Sportsmen Since 1967

ARs under consideration for Sterling Forest lands

Tuxedo, N.Y. – Sterling Forest State Park is looking at a
proposal to impose antler restrictions on bucks harvested in the
park.

The suggestion comes from some of the deer hunters themselves;
more than 4,500 hunters head afield in the 13,000 acres open to
hunting in the park.

Officials invited hunters who have used the park in the past to
take part in a meeting July 15 to discuss antler restrictions and
several other proposals.

Those ideas surfaced as a result of a hunter survey, said park
manager Jim Gell.

The point of the meeting was to look at ways the park can
improve hunting opportunities with the help of the users
themselves, Gell said.

“We issue 4,500 annual permits to hunt in the park. We do
surveys every year,” he said. “The last few years, one suggestion
has been to impose antler restrictions in part or all of the park.
In the last survey, the number rose to 62 percent of hunters in
favor and 29 percent opposed. So we thought it was something we
should look into. 

“Hunters really appreciated being asked. It was a very positive
meeting,” Gell said. “When we start talking about antler
restrictions, there is some polarity there.”

Sterling Forest State Park comprises nearly 18,000 acres and
lies along the New Jersey border in Orange County. Hunting is one
of the primary attractions at the park.

Mandatory antler restrictions are already in place in the
portion of New Jersey adjacent to Sterling Forest.

Gell invited Charlie Fiscella, New York state chapter president
of the Quality Deer Management Association, to speak to the crowd
about antler restriction issues.

Fiscella doesn’t know what’s best for Sterling Forest.

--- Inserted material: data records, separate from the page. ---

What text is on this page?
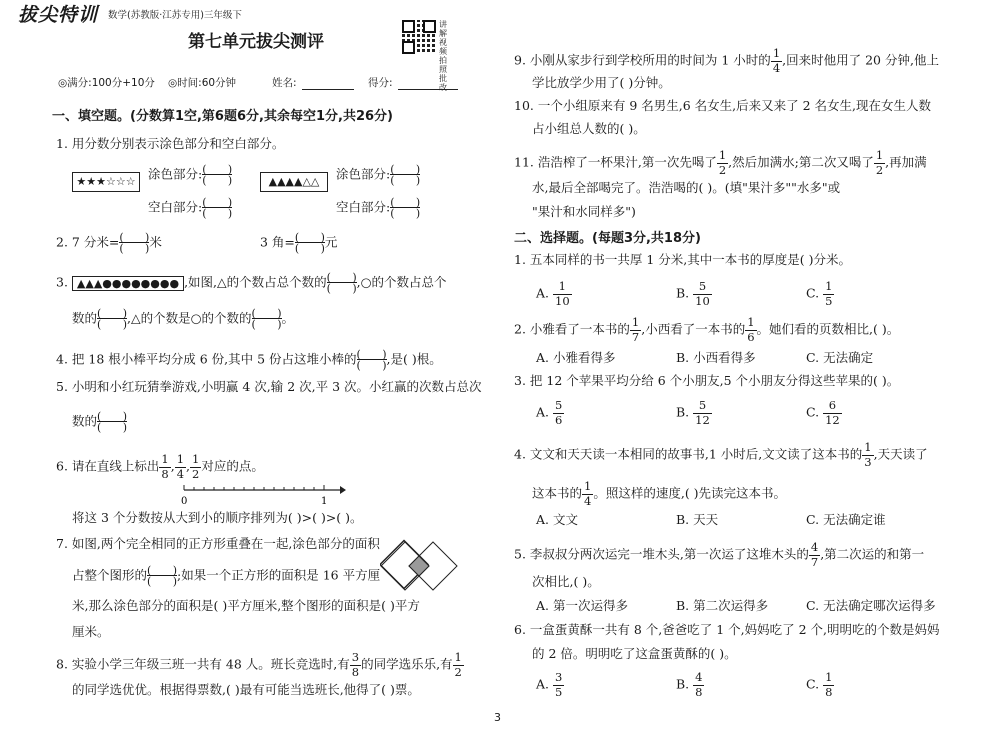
拔尖特训 数学(苏教版·江苏专用)三年级下
第七单元拔尖测评
讲解视频 拍照批改
◎满分:100分+10分 ◎时间:60分钟	姓名:	得分:
一、填空题。(分数算1空,第6题6分,其余每空1分,共26分)
1. 用分数分别表示涂色部分和空白部分。
★★★☆☆☆ 涂色部分:
( )
( )
空白部分:
( )
( )
▲▲▲▲△△	涂色部分:
( )
( )
空白部分:
( )
( )
2. 7 分米= ( ) ( ) 米	3 角= ( ) ( ) 元
3. ▲▲▲●●●●●●●● ,如图,△的个数占总个数的 ( ) ( ) ,○的个数占总个
数的 ( ) ( ) ,△的个数是○的个数的 ( ) ( ) 。
4. 把 18 根小棒平均分成 6 份,其中 5 份占这堆小棒的 ( ) ( ) ,是( )根。
5. 小明和小红玩猜拳游戏,小明赢 4 次,输 2 次,平 3 次。小红赢的次数占总次
数的
( )
( )
6. 请在直线上标出 $\frac{1}{8}$ , $\frac{1}{4}$ , $\frac{1}{2}$ 对应的点。
0	1
将这 3 个分数按从大到小的顺序排列为( )>( )>( )。
7. 如图,两个完全相同的正方形重叠在一起,涂色部分的面积
占整个图形的 ( ) ( ) ;如果一个正方形的面积是 16 平方厘
米,那么涂色部分的面积是( )平方厘米,整个图形的面积是( )平方
厘米。
8. 实验小学三年级三班一共有 48 人。班长竞选时,有 $\frac{3}{8}$ 的同学选乐乐,有 $\frac{1}{2}$
的同学选优优。根据得票数,( )最有可能当选班长,他得了( )票。
9. 小刚从家步行到学校所用的时间为 1 小时的 $\frac{1}{4}$ ,回来时他用了 20 分钟,他上
学比放学少用了( )分钟。
10. 一个小组原来有 9 名男生,6 名女生,后来又来了 2 名女生,现在女生人数
占小组总人数的( )。
11. 浩浩榨了一杯果汁,第一次先喝了 $\frac{1}{2}$ ,然后加满水;第二次又喝了 $\frac{1}{2}$ ,再加满
水,最后全部喝完了。浩浩喝的( )。(填"果汁多""水多"或
"果汁和水同样多")
二、选择题。(每题3分,共18分)
1. 五本同样的书一共厚 1 分米,其中一本书的厚度是( )分米。
A. $\frac{1}{10}$	B. $\frac{5}{10}$	C. $\frac{1}{5}$
2. 小雅看了一本书的 $\frac{1}{7}$ ,小西看了一本书的 $\frac{1}{6}$ 。她们看的页数相比,( )。
A. 小雅看得多	B. 小西看得多	C. 无法确定
3. 把 12 个苹果平均分给 6 个小朋友,5 个小朋友分得这些苹果的( )。
A. $\frac{5}{6}$	B. $\frac{5}{12}$	C. $\frac{6}{12}$
4. 文文和天天读一本相同的故事书,1 小时后,文文读了这本书的 $\frac{1}{3}$ ,天天读了
这本书的 $\frac{1}{4}$ 。照这样的速度,( )先读完这本书。
A. 文文	B. 天天	C. 无法确定谁
5. 李叔叔分两次运完一堆木头,第一次运了这堆木头的 $\frac{4}{7}$ ,第二次运的和第一
次相比,( )。
A. 第一次运得多	B. 第二次运得多	C. 无法确定哪次运得多
6. 一盒蛋黄酥一共有 8 个,爸爸吃了 1 个,妈妈吃了 2 个,明明吃的个数是妈妈
的 2 倍。明明吃了这盒蛋黄酥的( )。
A. $\frac{3}{5}$	B. $\frac{4}{8}$	C. $\frac{1}{8}$
3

That’s
for the wildlife managers and the hunters to decide, he said.

The association’s job isn’t to impose its beliefs but to offer
guidance to hunters and others who are looking to improve deer
hunting opportunities, Fiscella said.

“We have three criteria – it needs to be based on honest data,
it has to be supported by a majority of hunters, and it needs an
objective monitoring program in place,” Fiscella said. “Our purpose
is education and information. They invited us to come and give a
well-rounded view of what antler restrictions are as a goal. Antler
restrictions are one tool in the toolbox. Any program has to be
site-specific.”

No decisions were made at the meeting and none is expected in
the near future, Gell said. Park and wildlife managers have a lot
of homework to do before deciding if any form of antler restriction
is in the best interest of hunters and the health of the deer herd,
he said.

“As a park, we have to consider other users, wildlife and plant
life and stuff,” he said. “We’d like to see the doe population
reduced. Our thinking is we’d like to have deer tread lightly on
the land here.

“We’re not really advocating quality deer management in the
park. We’re listening to the hunters,” Gell said. “We’re looking at
it, but no decisions have been made.”